18 Şubat 2012 Cumartesi

Dubrovnik

İlk  önce  şunu  söylemeliyim.  Otel  çok  rahat  ve şık  bir  otel.  Belki  biraz  yorgunluktan  birazda  rahatlık,  deliksiz  bir  uyku  çektim  diyebilirim.  Sabah  biraz  erkende  uyanınca  ver  elini  Budva  sokakları.
Kaldığımız  otel,  merkezin  biraz  dışında  kalıyor.  Bende  hemen  eşofmanlarımı  giyip,  şehir  merkezine kadar  yürüyüşe  çıktım.  O  kadar  iyi  geldiki  anlatamam.  Hem  yürüyüş  hem  de  hiç  bilmediğiniz  bir  yaşama  dahil  olmak  bana  çok  büyük  keyif  verdi.

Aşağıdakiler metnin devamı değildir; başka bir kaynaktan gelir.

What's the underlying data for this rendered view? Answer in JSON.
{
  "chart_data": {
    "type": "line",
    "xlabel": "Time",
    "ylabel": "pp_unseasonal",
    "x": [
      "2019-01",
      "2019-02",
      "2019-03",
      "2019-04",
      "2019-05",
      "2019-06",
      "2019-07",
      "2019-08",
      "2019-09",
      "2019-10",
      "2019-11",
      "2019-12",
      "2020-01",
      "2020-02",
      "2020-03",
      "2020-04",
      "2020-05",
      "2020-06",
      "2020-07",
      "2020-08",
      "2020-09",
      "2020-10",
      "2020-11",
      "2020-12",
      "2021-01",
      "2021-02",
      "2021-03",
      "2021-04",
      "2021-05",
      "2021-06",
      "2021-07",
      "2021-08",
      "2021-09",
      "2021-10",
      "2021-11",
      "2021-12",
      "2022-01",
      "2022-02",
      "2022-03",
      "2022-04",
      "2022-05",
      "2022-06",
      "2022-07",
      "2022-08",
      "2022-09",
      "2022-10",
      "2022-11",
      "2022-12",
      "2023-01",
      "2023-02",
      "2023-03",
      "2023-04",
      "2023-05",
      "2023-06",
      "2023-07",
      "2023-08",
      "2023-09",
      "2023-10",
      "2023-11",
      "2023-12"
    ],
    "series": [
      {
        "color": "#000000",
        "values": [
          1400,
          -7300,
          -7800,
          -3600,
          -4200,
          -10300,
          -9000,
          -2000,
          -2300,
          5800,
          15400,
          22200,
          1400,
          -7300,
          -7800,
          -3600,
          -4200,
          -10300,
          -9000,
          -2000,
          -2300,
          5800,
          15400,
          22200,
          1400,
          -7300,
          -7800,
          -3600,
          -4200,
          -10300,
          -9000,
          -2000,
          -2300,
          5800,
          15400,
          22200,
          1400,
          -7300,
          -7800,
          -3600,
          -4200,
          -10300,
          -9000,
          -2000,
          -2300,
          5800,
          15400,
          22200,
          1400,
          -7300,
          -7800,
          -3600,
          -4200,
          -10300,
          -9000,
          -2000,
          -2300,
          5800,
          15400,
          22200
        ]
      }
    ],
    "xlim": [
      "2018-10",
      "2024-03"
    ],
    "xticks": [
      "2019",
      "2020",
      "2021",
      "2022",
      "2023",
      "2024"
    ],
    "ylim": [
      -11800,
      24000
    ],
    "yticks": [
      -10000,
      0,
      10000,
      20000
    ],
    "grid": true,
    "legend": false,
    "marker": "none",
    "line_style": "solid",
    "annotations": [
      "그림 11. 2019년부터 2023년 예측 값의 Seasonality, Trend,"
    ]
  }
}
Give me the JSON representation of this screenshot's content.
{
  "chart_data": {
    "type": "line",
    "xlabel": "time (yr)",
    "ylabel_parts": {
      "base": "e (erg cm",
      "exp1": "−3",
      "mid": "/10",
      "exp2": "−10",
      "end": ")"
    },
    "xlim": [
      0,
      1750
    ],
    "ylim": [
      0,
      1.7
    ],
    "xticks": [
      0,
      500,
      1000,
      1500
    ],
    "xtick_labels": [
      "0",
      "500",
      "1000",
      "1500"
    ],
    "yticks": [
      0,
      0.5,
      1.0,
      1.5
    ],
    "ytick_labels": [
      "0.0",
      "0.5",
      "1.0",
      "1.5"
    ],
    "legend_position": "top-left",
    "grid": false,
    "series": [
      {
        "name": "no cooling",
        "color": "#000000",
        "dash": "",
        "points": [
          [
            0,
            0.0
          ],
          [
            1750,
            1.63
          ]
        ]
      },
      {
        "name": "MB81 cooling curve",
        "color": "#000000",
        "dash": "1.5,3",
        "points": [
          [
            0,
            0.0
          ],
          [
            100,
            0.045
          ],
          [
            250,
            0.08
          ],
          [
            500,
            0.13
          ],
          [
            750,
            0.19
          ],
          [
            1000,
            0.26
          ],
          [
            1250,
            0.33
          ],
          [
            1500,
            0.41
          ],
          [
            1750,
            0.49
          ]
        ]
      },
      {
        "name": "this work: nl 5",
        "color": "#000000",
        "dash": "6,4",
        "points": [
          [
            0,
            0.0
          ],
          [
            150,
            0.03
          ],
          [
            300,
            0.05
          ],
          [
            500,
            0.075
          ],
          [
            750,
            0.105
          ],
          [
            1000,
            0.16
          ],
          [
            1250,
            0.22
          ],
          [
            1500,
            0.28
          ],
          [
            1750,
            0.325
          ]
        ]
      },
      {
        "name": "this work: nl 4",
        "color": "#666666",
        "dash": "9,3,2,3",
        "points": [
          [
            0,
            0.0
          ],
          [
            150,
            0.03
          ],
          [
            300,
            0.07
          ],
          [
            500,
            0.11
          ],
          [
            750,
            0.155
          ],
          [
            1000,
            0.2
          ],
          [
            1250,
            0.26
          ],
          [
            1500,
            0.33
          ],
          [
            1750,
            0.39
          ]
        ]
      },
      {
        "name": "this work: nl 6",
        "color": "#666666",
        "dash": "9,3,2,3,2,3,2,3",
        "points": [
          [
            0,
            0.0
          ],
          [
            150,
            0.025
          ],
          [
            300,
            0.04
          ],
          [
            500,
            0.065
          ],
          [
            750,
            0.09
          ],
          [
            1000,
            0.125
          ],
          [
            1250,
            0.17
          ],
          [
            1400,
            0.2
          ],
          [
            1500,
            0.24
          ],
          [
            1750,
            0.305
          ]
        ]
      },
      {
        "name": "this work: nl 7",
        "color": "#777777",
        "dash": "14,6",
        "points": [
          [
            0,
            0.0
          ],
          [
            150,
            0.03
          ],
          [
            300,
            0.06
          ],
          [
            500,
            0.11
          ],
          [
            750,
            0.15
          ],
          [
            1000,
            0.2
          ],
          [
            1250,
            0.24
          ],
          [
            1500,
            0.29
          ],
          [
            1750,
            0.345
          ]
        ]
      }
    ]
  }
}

Grupla  kahvaltımızın  ardından,  çok  merak  ettiğim  Dubrovnik  yollarına  düşüyoruz.  Düşüyoruzda  gidene  kadar  geçtiğimiz  yollar,  manzaralar  inanılmaz  ve  anlatılmaz.  bu  deneyimden  sonra  Dubrovnik  gezisi  için  kesinlikle  karayolu  diyorum.  Uzunca  bir  yol  olmasına  rağmen,  gözümüzü  kapatamadık.  Aman  birşey  kaçırmayalım  diye. Diyorum  ya,  araları  otobüsle  gitmek  şart.  Vip  Turizmden  bize  eşlik  eden  rehberimiz  bize  çok  yardımcı  oldu.  Grupta  kalabalık  tabii.
Manzaraydı,  molaydı  derken  en  sonunda  Dubrovnik'e  vardık.  Otele  yerleşme  ve  biraz  dinlenme  ver  elini  sokaklar.  bu  arada  otelimiz  şehir  merkezinde  olsun  istedik.  Çünkü  üç  gün  burda  kalıcaz  ve  sokak  sokak  gezelim  diye  düşündük.  çok  da  iyi  yapmışız.
Dubrovnik  çok  şirin  bir  o  kadar  da  ilginç  bir  yer.  Daha  önce  bu  tarz  bir yerde  böyle  üç  gün  boyunca  kalma  imkanım  olmamıştı.  Bana  hoş  geldi.  Hatta  daha  uzun  süre  bile  kalabilirim  dedim kendi  kendime.  Size  nasıl  anlatayım  bilemedim.  Burası  küçük  bir  sahil  kasabası.  Şehrin  merkezi  surların  içinde  ve  deniz  kenarında.  Hayal  edemiyor  insan.  Denizin  dibine  kadar  gelen  surlar.  Ama  dedim  ya  çok  ilginç.  Sur  içi,  daracık  sokaklar,  bu  sokaklarda  dip  dibe  ufak  ufak  dukkanlar,  bu  dukkanlarda  birbirinden  şık  ve  çarpıcı  objeler.  Sizin  anlayacağınız,  vaktin  nasıl  geçtiğini  anlayamıyorsunuz.